Data is Code
Yesterday I had the pleasure of attending a colloquium given by Chung-Chieh Shan on Embedding Probabilistic Languages. A full account for the talk can be found in this paper, so I want to focus in on one specific big idea: the idea that data is code.
Lispers are well acquainted with the mantra, “code is data,” the notion that behind every source code listing there is a data structure of cons-cells and tags representing the code that can constructed, modified and evaluated. With this framework, a very small set of data is code: '(cons 1 (cons 2 ())) is code but '((.5 ((.5 #t) (.5 #f))) (.5 ((.5 #t)))) isn’t.
Under what circumstances could the latter be code? Consider the following question (a hopefully unambiguous phrasing of the Boy-Girl paradox):
You close your eyes. I hand you a red ball or a blue ball. Then, I will hand you a red ball or a blue ball. You then peek and discover that at least one of the balls is red. What are the odds that the first one was red?
Those of you familiar with probability might go write up the probability table and conclude the answer is 2/3, but for those who are less convinced, you might go write up some code to simulate the situation:
a <- dist [(.5, red), (.5, blue)] b <- dist [(.5, red), (.5, blue)] if a != red && b != red then fail else a == red
Where dist is some function that randomly picks a variable from a distribution, and fail reports a contradiction and ignores the generated universe. This code is data, but it is data in a much deeper way than just an abstract syntax tree. In particular, it encodes the tree of inference '((.5 ((.5 #t) (.5 #f))) (.5 ((.5 #t)))):
O O / \ / \ / \ / \ R B .5 .5 / \ / \ / \ / \ RR RB BR BB .25.25.25 #t #t #f
Aside. Interested Haskellers may now find it instructive to go off and write the naive and continuation passing implementations of the probability monad suggested by the above code, a monad which, when run, returns a list of the probabilities of all possible outcomes. It is an interesting technical detail, which will possibly be the subject of a future blog post, but it's treated quite well in sections 2.2, 2.3 and 2.4 of the above linked paper and fairly standard practice in the continuation-using community.
Now, I haven’t really shown you how data is code; rather, I’ve shown how code can map onto an “abstract syntax tree” representation or an “inference tree” representation. However, unlike an AST, we shouldn’t naively build out the entire inference tree: inference trees whose nodes have many children can branch out exponentially, and we’d run out of memory before we could do what is called exact inference: attempt to build out the entire inference tree and look at every result.

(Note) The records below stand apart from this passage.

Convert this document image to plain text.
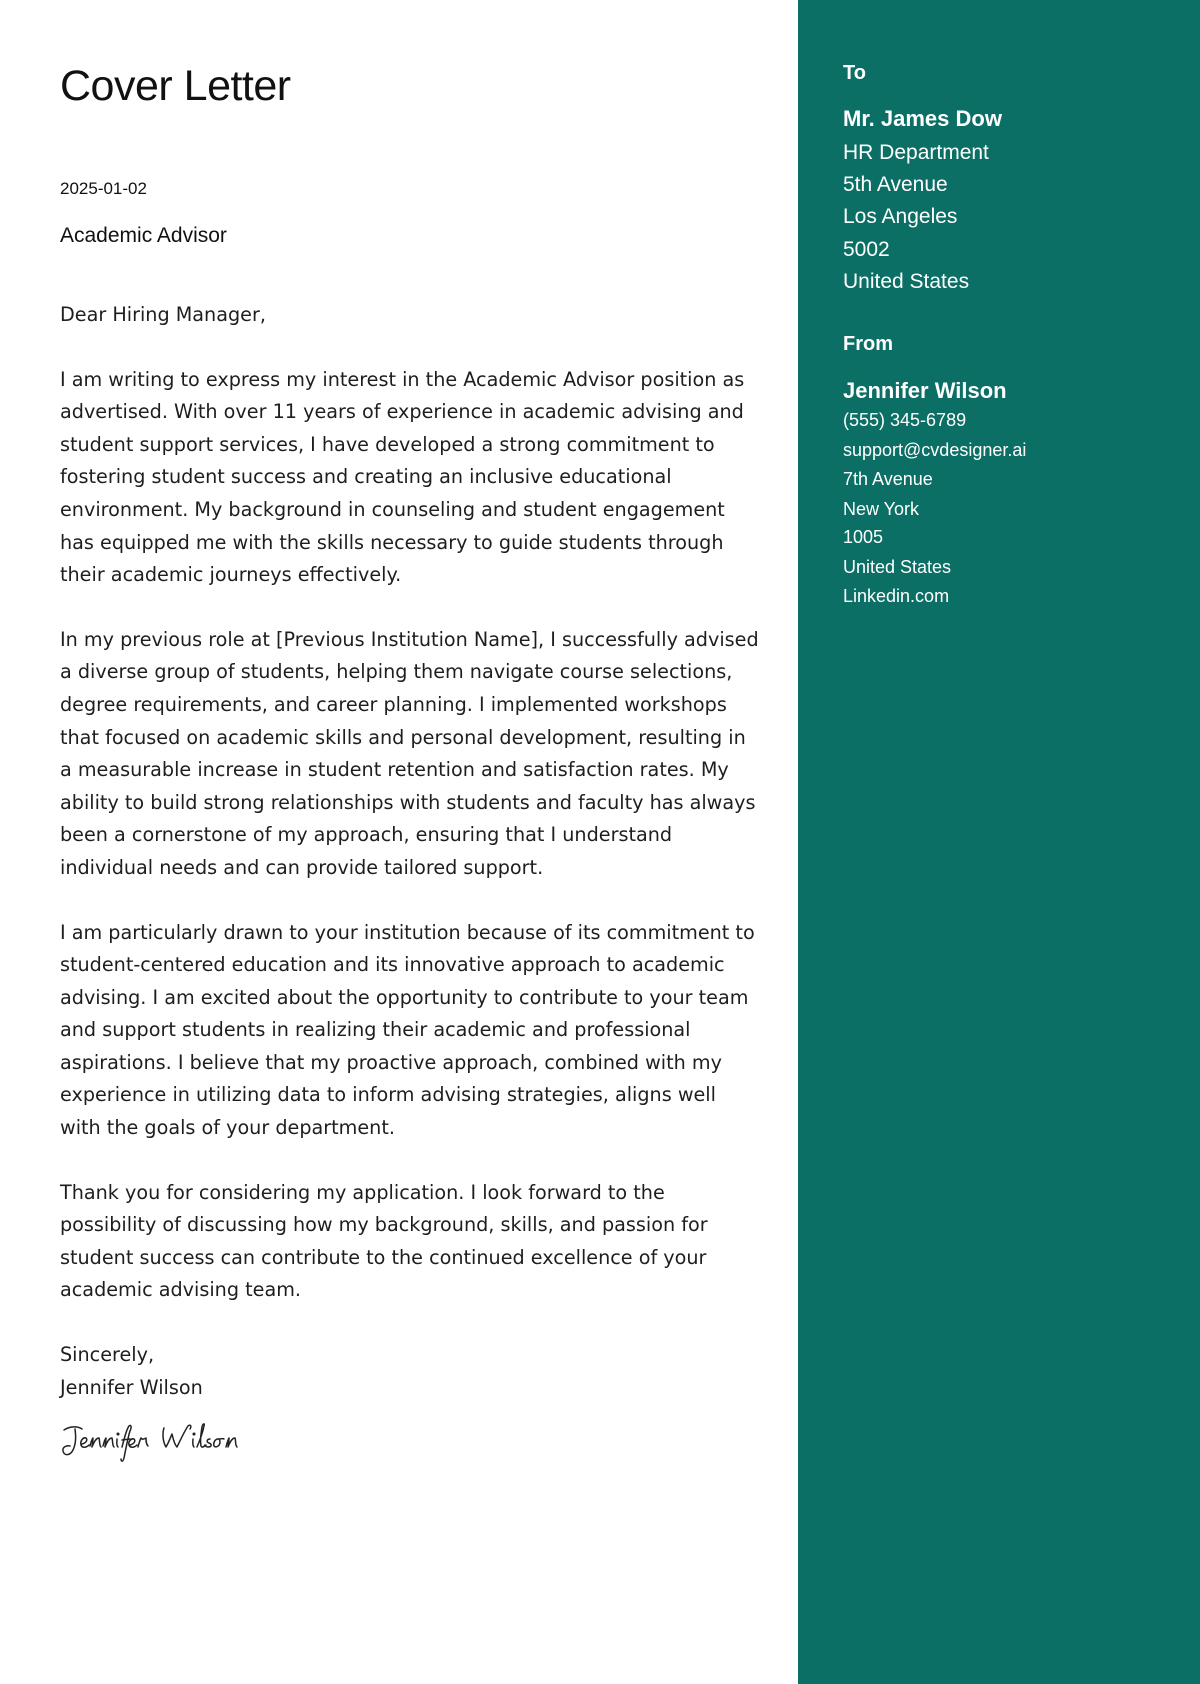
Cover Letter
2025-01-02
Academic Advisor

Dear Hiring Manager,

I am writing to express my interest in the Academic Advisor position as advertised. With over 11 years of experience in academic advising and student support services, I have developed a strong commitment to fostering student success and creating an inclusive educational environment. My background in counseling and student engagement has equipped me with the skills necessary to guide students through their academic journeys effectively.

In my previous role at [Previous Institution Name], I successfully advised a diverse group of students, helping them navigate course selections, degree requirements, and career planning. I implemented workshops that focused on academic skills and personal development, resulting in a measurable increase in student retention and satisfaction rates. My ability to build strong relationships with students and faculty has always been a cornerstone of my approach, ensuring that I understand individual needs and can provide tailored support.

I am particularly drawn to your institution because of its commitment to student-centered education and its innovative approach to academic advising. I am excited about the opportunity to contribute to your team and support students in realizing their academic and professional aspirations. I believe that my proactive approach, combined with my experience in utilizing data to inform advising strategies, aligns well with the goals of your department.

Thank you for considering my application. I look forward to the possibility of discussing how my background, skills, and passion for student success can contribute to the continued excellence of your academic advising team.

Sincerely,
Jennifer Wilson

To
Mr. James Dow
HR Department
5th Avenue
Los Angeles
5002
United States
From
Jennifer Wilson
(555) 345-6789
support@cvdesigner.ai
7th Avenue
New York
1005
United States
Linkedin.com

However, if we follow the mantra that “data is code” and we represent our tree as a lazy data structure, where each child of a node is actually a continuation that says “build out this subtree for me,” we recover an efficient representation. These continuation can, themselves, contain more continuations, which are to be placed at the leaves of the subtree, to be applied with the value of the leaf. Thus our data structure is, for the most part, represented by code. (This is in fact how all lazy data structures work, but it’s particularly poignant in this case.)
Even more powerfully, first-class support for delimited continuations means that you can take a regular function () -> e and reify it into a (partial) tree structure, with more continuations as children ready to themselves be reified. We can, of course, evaluate this tree structure to turn it back into a function. (Monads in Haskell cheat a little bit in that, since lambdas are everywhere, you get this representation for free from the abstraction’s interface.)
What I find really fascinating is that a whole class of algorithms for efficient probabilistic inference become obvious when recast on top of an inference tree. For example:
- Variable and bucket elimination corresponds to memoizing continuations,
- Rejection sampling corresponds to randomly traversing paths down our tree, discarding samples that result in contradictions (fail), and
- Importance sampling corresponds to randomly traversing a path but switching to another branch if one branch fails.
Being a shallow embedding, we unfortunately can’t do things like compare if two continuations are equal or do complex code analysis. But some preliminary experimental results show that this approach is competitive with existing, custom built inference engines.
There’s a bigger story to be told here, one about DSL compilers, where we give users the tools to easily implement their own languages, thereby increasing their expressiveness and productivity, but also allow them to implement their own optimizations, thereby not trading away speed that usually is associated with just writing an interpreter for your language. We’d like to leverage the existing compiler framework but add enhancements for our own problem domain as appropriate. We’d like to give behavioral specifications for our problem domains and teach the compiler how to figure out the details. It’s not feasible to write a compiler that fits everyone, but everyone can have the compiler spirit in them—and I think that will have an exciting and liberating effect on software engineering.